Detroit Mirror
- Type: Tabloid
- Owner: Bernarr MacFadden
- Ceased publication: August 1932
- Language: English
- Headquarters: Detroit, Michigan
- City: Detroit
- Country: United States

= Detroit Mirror =

Former Detroit-area tabloid newspaper

The Detroit Mirror was a daily morning tabloid newspaper published in Detroit, Michigan.

It ceased publication in August 1932 without warning, only giving a week of severance pay to its employees. At that time it had a circulation of 170,000. But it had lost two million dollars in sixteen months despite having made huge gains in both circulation and advertising revenue during the spring of 1932.

It was owned by publishers Robert R. McCormick and Joseph Medill Patterson, also owners of the Chicago Tribune and New York Daily News. They had taken it over in 1931 from Bernarr MacFadden as a partial payment for Liberty magazine that was taken over by MacFadden.
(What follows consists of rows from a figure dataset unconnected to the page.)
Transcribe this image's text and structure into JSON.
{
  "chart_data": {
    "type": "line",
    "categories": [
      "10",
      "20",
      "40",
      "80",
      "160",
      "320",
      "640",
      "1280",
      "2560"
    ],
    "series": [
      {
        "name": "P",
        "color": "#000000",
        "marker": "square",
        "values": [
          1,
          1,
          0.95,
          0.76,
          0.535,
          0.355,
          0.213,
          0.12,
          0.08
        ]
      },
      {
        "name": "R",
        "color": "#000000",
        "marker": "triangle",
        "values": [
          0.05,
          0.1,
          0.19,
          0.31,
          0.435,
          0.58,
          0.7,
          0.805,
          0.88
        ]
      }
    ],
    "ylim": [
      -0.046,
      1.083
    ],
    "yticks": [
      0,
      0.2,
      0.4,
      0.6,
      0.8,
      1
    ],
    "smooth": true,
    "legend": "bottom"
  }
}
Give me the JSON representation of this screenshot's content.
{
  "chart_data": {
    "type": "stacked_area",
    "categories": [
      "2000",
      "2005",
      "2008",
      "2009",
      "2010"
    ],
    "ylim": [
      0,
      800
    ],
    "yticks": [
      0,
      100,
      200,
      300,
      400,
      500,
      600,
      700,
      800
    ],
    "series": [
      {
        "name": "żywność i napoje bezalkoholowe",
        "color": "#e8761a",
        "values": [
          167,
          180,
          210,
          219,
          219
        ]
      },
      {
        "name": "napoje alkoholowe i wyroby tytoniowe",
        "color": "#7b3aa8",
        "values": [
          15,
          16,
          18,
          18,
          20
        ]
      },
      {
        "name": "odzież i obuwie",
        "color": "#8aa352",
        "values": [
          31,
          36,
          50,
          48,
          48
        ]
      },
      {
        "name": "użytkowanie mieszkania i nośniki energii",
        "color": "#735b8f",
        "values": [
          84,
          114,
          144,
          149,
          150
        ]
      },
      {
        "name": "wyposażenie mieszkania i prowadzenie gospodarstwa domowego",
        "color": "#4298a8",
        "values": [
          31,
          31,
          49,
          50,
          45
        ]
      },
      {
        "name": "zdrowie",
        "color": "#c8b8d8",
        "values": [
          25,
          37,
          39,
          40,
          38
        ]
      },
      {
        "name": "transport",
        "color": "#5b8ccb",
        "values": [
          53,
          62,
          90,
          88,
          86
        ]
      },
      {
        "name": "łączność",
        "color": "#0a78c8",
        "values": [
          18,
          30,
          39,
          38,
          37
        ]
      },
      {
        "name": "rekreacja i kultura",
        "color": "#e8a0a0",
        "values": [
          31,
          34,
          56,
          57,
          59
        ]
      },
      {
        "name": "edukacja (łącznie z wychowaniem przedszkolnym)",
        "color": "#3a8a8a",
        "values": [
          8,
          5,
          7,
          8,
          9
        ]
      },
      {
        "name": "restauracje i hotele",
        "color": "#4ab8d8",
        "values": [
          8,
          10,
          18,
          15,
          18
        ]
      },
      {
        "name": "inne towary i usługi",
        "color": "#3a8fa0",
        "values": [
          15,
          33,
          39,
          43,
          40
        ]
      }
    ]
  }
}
Max Annenberg was the Detroit Mirror's local publisher and his son Ivan was circulation manager.

Some other notable employees were Bert Whitman, a cartoonist from 1929 to 1932 and Zeke Zekley who began working as an editorial and comic cartoonist there at age 18.

Chester Gould's long-running comic strip Dick Tracy made its first-ever appearance in the Detroit Mirror on Sunday October 4, 1931.